Department of Public Health and Primary Care, KU Leuven, Campus KULAK, Etienne Sabbelaan 53, 8500, Kortrijk, Belgium.
ITEC - Imec and KU Leuven, Etienne Sabbelaan 51, 8500, Kortrijk, Belgium.
J Nephrol. 2022 Nov;35(8):2087-2095. doi: 10.1007/s40620-022-01323-y. Epub 2022 Apr 20.
Due to the existence of different AKI definitions, analyzing AKI incidence and associated outcomes is challenging. We investigated the incidence of AKI events defined by 4 different definitions (standard AKIN and KDIGO, and modified AKIN-4 and KDIGO-4) and its association with in-hospital mortality.
A total of 7242 adult Greek subjects were investigated. To find the association between AKI stages and in-hospital mortality, we considered both the number of AKI events and the most severe stage of AKI reached by each patient, adjusted for age, sex, and AKI staging, using multivariable logistic regression. To predict mortality in AKI patients, as defined by the four definitions, a classification task with two prediction models (random forest and logistic regression) was also conducted.
The incidence of AKI using the KDIGO-4 was 6.72% for stage 1a, 15.71% for stage 1b, 8.06% for stage2, and 2.97% for stage3; however, these percentages for AKIN-4 were 11%, 5.83%, 1.75%, and 0.33% for stage 1a, stage 1b, stage 2, and stage 3, respectively. Results showed KDIGO-4 is more sensitive in detecting AKI events. In-hospital mortality increased as the stage of AKI events increased for both KDIGO-4 and AKIN-4; however, KDIGO-4 (KDIGO) had a higher odds ratio at a higher stage of AKI compared to AKIN-4 (AKIN). Lastly, when using KDIGO, random forest and logistic regression models performed almost equally with a c-statistic of 0.825 and 0.854, respectively.
The present study confirms that within the KDIGO AKI stage 1, there are two sub-populations with different clinical outcomes (mortality).
由于 AKI 定义不同,分析 AKI 发生率和相关结局具有挑战性。我们研究了 4 种不同定义(标准 AKIN 和 KDIGO 以及改良 AKIN-4 和 KDIGO-4)定义的 AKI 事件发生率及其与院内死亡率的关系。

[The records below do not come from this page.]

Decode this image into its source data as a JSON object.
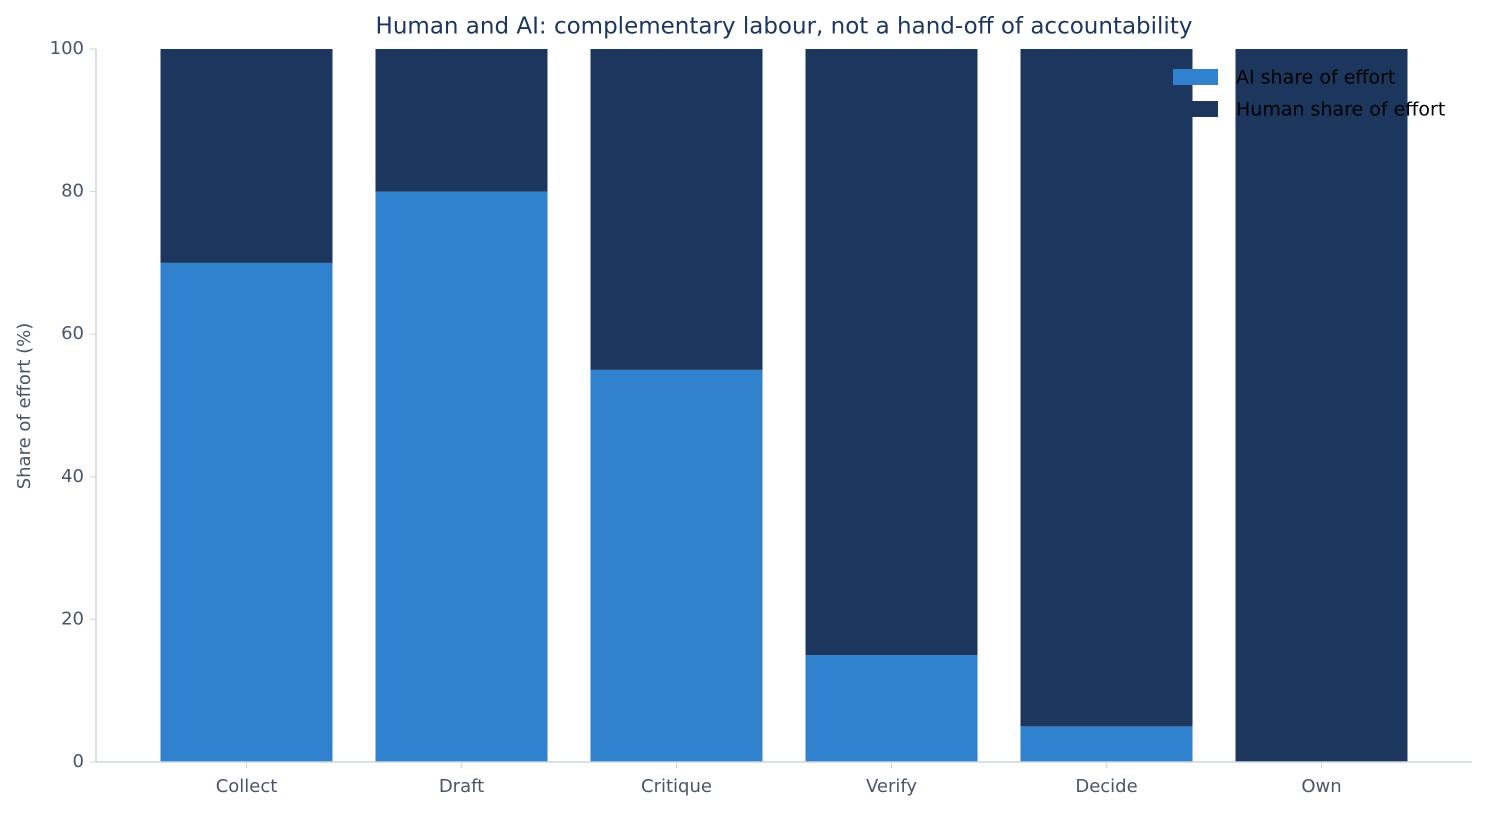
{
  "chart_data": {
    "type": "stacked_bar",
    "title": "Human and AI: complementary labour, not a hand-off of accountability",
    "y_label": "Share of effort (%)",
    "categories": [
      "Collect",
      "Draft",
      "Critique",
      "Verify",
      "Decide",
      "Own"
    ],
    "series": [
      {
        "name": "AI share of effort",
        "color": "#3182ce",
        "values": [
          70,
          80,
          55,
          15,
          5,
          0
        ]
      },
      {
        "name": "Human share of effort",
        "color": "#1c365d",
        "values": [
          30,
          20,
          45,
          85,
          95,
          100
        ]
      }
    ],
    "ylim": [
      0,
      100
    ],
    "yticks": [
      0,
      20,
      40,
      60,
      80,
      100
    ],
    "legend": "upper right"
  }
}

共调查了 7242 名成年希腊受试者。为了找到 AKI 分期与院内死亡率之间的关系,我们考虑了每个患者的 AKI 事件数量和达到的最严重 AKI 分期,同时考虑了年龄、性别和 AKIN 分期,使用多变量逻辑回归进行调整。为了预测 4 种定义定义的 AKI 患者的死亡率,还进行了分类任务,包括两个预测模型(随机森林和逻辑回归)。
KDIGO-4 定义的 1a 期 AKI 发生率为 6.72%,1b 期为 15.71%,2 期为 8.06%,3 期为 2.97%;然而,AKIN-4 的相应百分比为 11%、5.83%、1.75%和 0.33%,分别为 1a 期、1b 期、2 期和 3 期。结果表明,KDIGO-4 更能检测 AKI 事件。随着 AKI 事件分期的增加,院内死亡率也随之增加,对于 KDIGO-4 和 AKIN-4 均如此;然而,与 AKIN-4(AKIN)相比,KDIGO-4(KDIGO)在更高的 AKI 分期时具有更高的优势比。最后,在使用 KDIGO 时,随机森林和逻辑回归模型的表现几乎相同,C 统计量分别为 0.825 和 0.854。
本研究证实,在 KDIGO AKI 1 期内,存在两个具有不同临床结局(死亡率)的亚人群。